In my work as a leadership coach, I find that clients who make the most progress reaching their full potential are those who are able to acknowledge their weaknesses, and are secure in accepting the help to overcome them. This requires humility, and growing one’s humility leads to greater leadership.
The word humility is often defined as low self-esteem, self-degradation and meekness. When adults are asked to recount an experience of humility, they will often tell a story about a time when they were publicly humiliated. The word is weighted in weakness and negativity.
Humility is ultimately about being honest: Seeing and accepting yourself for who you really are and projecting that outward. This means obtaining an accurate understanding of your own strengths and weaknesses as well as the courage and tenacity to continue to grow. Know thyself and keep a beginner’s mind.
Humility is not about self-abasement or devaluing your own worth. In fact, to be genuinely humble requires enormous self-respect, according to Bob Burg and John David Mann in their book The Go-Giver Leader: A Little Story About What Matters Most in Business. “Self-respect is where every other kind of respect comes from. Respect from others is a reflection, not the source.”
If you want respect from others, you must first respect yourself. Trust won’t come from others until you fully trust yourself. This is an important point as you cannot seek something from others that you don’t already feel on your own. As the authors point out: You can’t ask the moon to make the sun shine.
“People with humility do not think less of themselves; they just think about themselves less,” writes Ken Blanchard in his book The One Minute Manager. Humility is the very opposite of narcissism, hubris and other forms of pride.
Yet far too often, being humble—like being vulnerable—is absent from most descriptions of what makes a great leader. And you won’t find humility taught in business schools.
As I wrote in an earlier post, humility in leadership requires listening well, admitting mistakes and promoting others. In this selfie-obsessed, social media-focused time we find ourselves, it certainly seems to run counter to cultural norms. And perhaps that is exactly why we need it so desperately in our leaders.
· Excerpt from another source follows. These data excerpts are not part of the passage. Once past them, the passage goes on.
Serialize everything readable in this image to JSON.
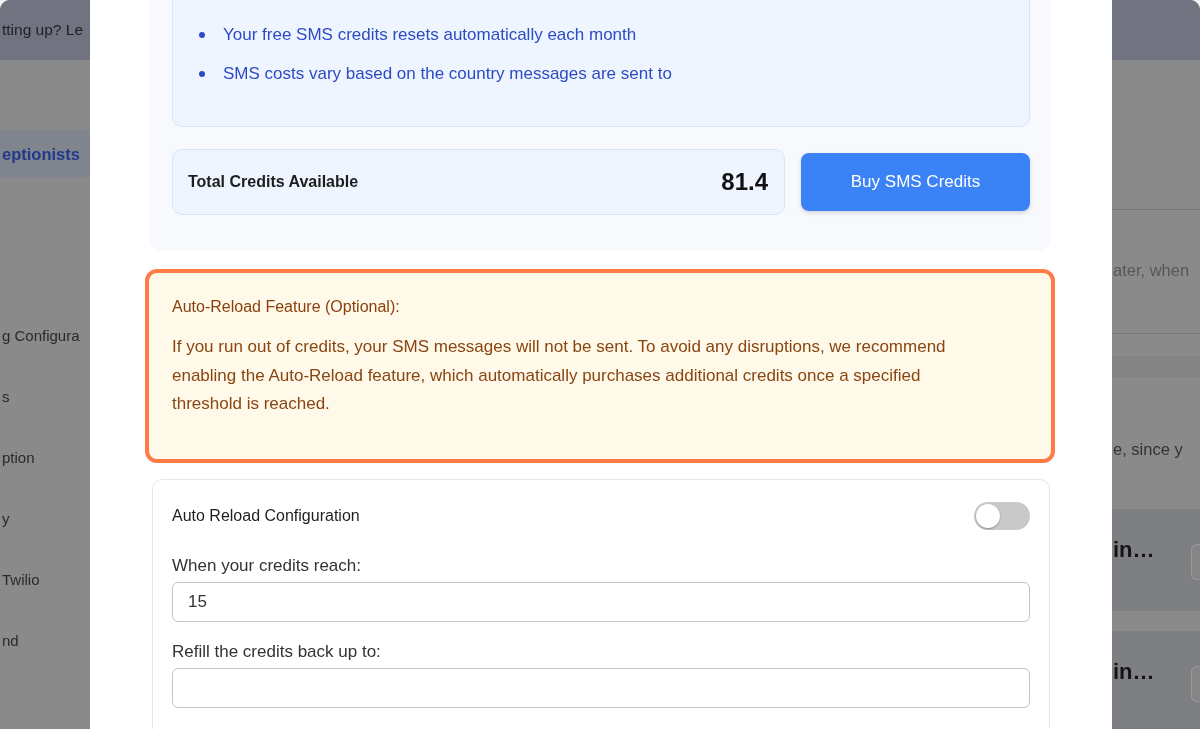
{
  "background_page": {
    "banner": {
      "text": "tting up? Le"
    },
    "sidebar": {
      "items": [
        {
          "label": "eptionists",
          "selected": true
        },
        {
          "label": "g Configura",
          "selected": false
        },
        {
          "label": "s",
          "selected": false
        },
        {
          "label": "ption",
          "selected": false
        },
        {
          "label": "y",
          "selected": false
        },
        {
          "label": "Twilio",
          "selected": false
        },
        {
          "label": "nd",
          "selected": false
        }
      ]
    },
    "right_panel": {
      "lines": [
        "ater, when",
        "e, since y"
      ],
      "cards": [
        {
          "title": "in…"
        },
        {
          "title": "in…"
        }
      ]
    }
  },
  "modal": {
    "info_list": {
      "items": [
        "Your free SMS credits resets automatically each month",
        "SMS costs vary based on the country messages are sent to"
      ]
    },
    "credits": {
      "label": "Total Credits Available",
      "value": "81.4"
    },
    "buy_button": {
      "label": "Buy SMS Credits"
    },
    "alert": {
      "title": "Auto-Reload Feature (Optional):",
      "body": "If you run out of credits, your SMS messages will not be sent. To avoid any disruptions, we recommend enabling the Auto-Reload feature, which automatically purchases additional credits once a specified threshold is reached.",
      "highlighted": true
    },
    "auto_reload": {
      "title": "Auto Reload Configuration",
      "on": false,
      "fields": [
        {
          "label": "When your credits reach:",
          "value": "15"
        },
        {
          "label": "Refill the credits back up to:"
        }
      ]
    }
  }
}
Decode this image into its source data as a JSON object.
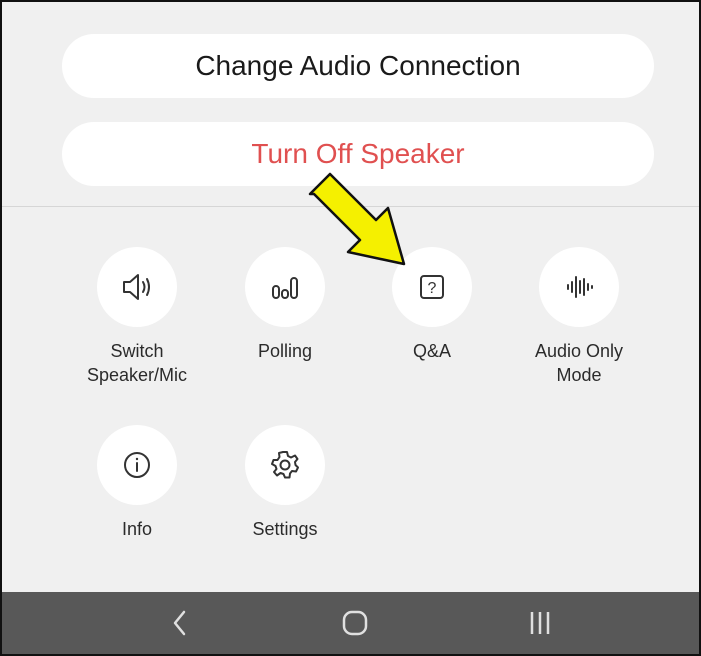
{
  "audio_menu": {
    "change_audio_connection": "Change Audio Connection",
    "turn_off_speaker": "Turn Off Speaker"
  },
  "actions": [
    {
      "label": "Switch\nSpeaker/Mic",
      "icon": "speaker-icon"
    },
    {
      "label": "Polling",
      "icon": "polling-icon"
    },
    {
      "label": "Q&A",
      "icon": "qa-icon"
    },
    {
      "label": "Audio Only\nMode",
      "icon": "audio-wave-icon"
    },
    {
      "label": "Info",
      "icon": "info-icon"
    },
    {
      "label": "Settings",
      "icon": "gear-icon"
    }
  ],
  "nav": {
    "back": "back-icon",
    "home": "home-icon",
    "recents": "recents-icon"
  },
  "colors": {
    "accent_red": "#e05050",
    "highlight_arrow": "#f5f000",
    "navbar": "#585858"
  }
}
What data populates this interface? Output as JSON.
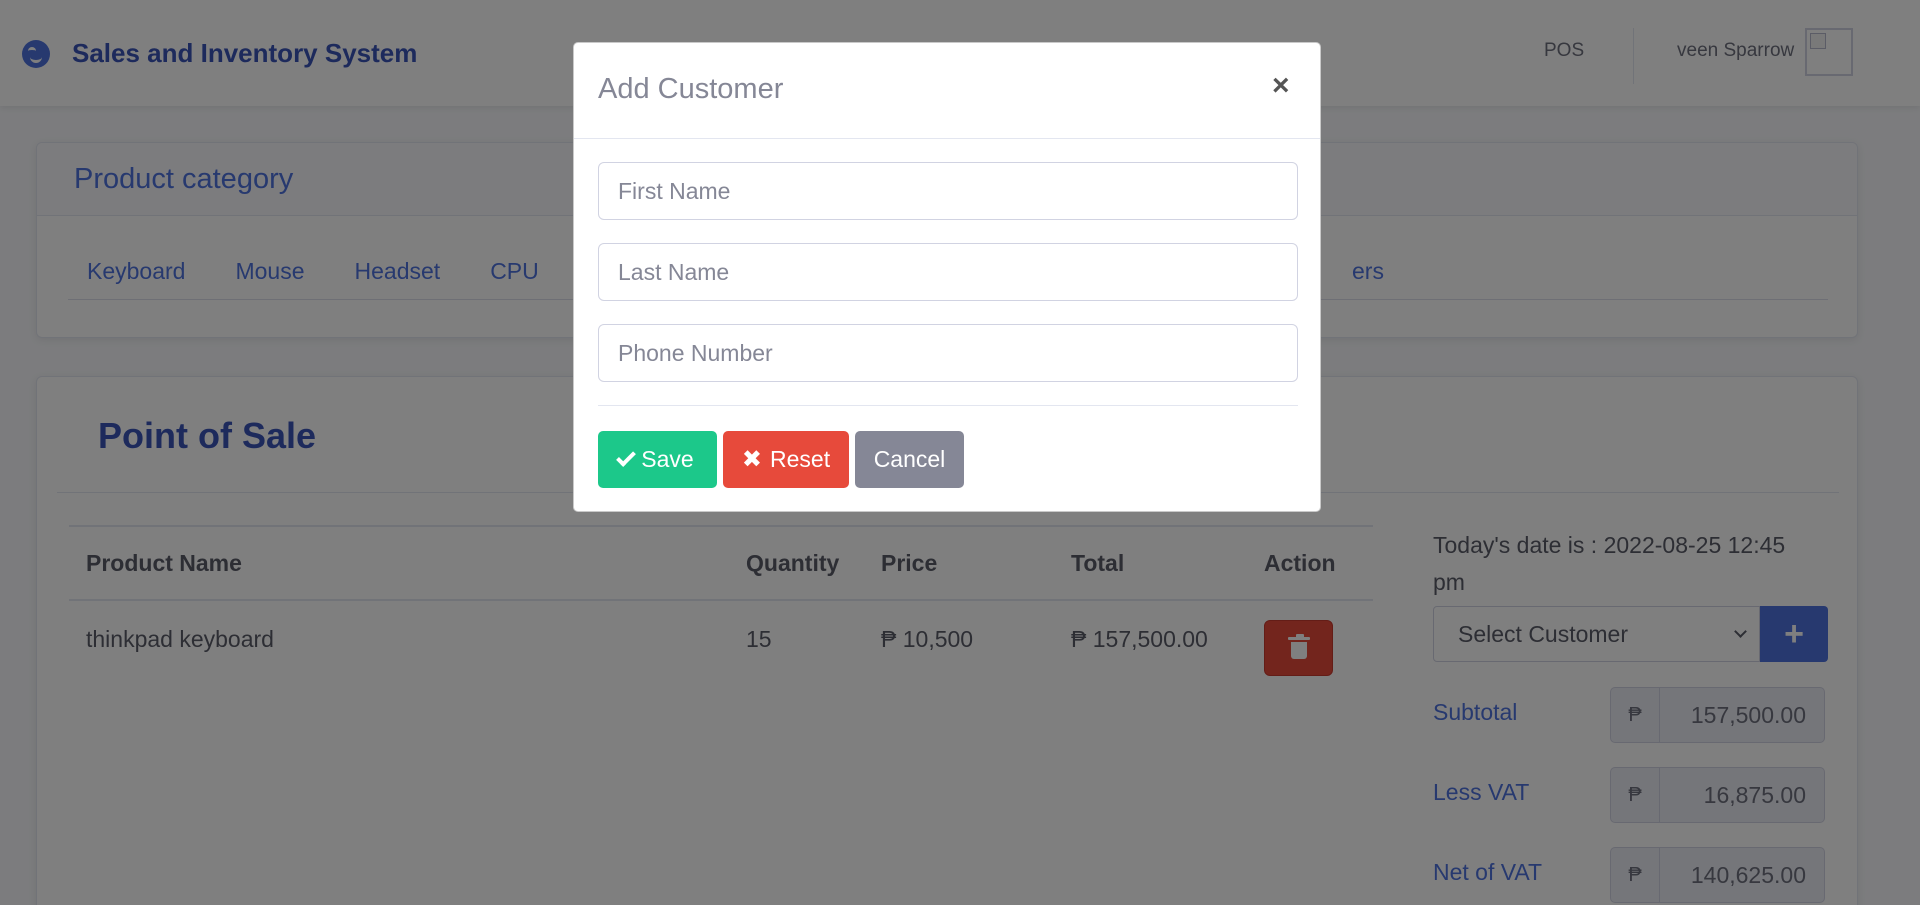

Increasing one’s humility is a challenging process. George Washington struggled his entire life to become and stay humble. As a young man, his ego was enormous and his ambition outstripped his many accomplishments. Yet he remained vigilant in his quest for this virtue.
How can you spot a leader who is not so humble? He or she is very likely intellectually arrogant and claims to have all the answers, and may even be threatened by new information that runs counter to what they already believe.
Researchers Bradley Owens and David Hekman studied humble leadership in every area from the military to manufacturing to ministry. They concluded that the hallmark of a humble leader is his or her willingness to admit their own limitations and mistakes.
As Owens and Hekman wrote in Academy of Management Journal, “Our findings suggest that humility appears to embolden individuals to aspire to their highest potential and enables them to make the incremental improvements necessary to progress toward that potential.”
It should come as little surprise then that humble leaders of organizations have less employee turnover, higher employee satisfaction, and better overall company performance.
Humility is what pushes us to become our best selves. And that is important in your growth as a leader.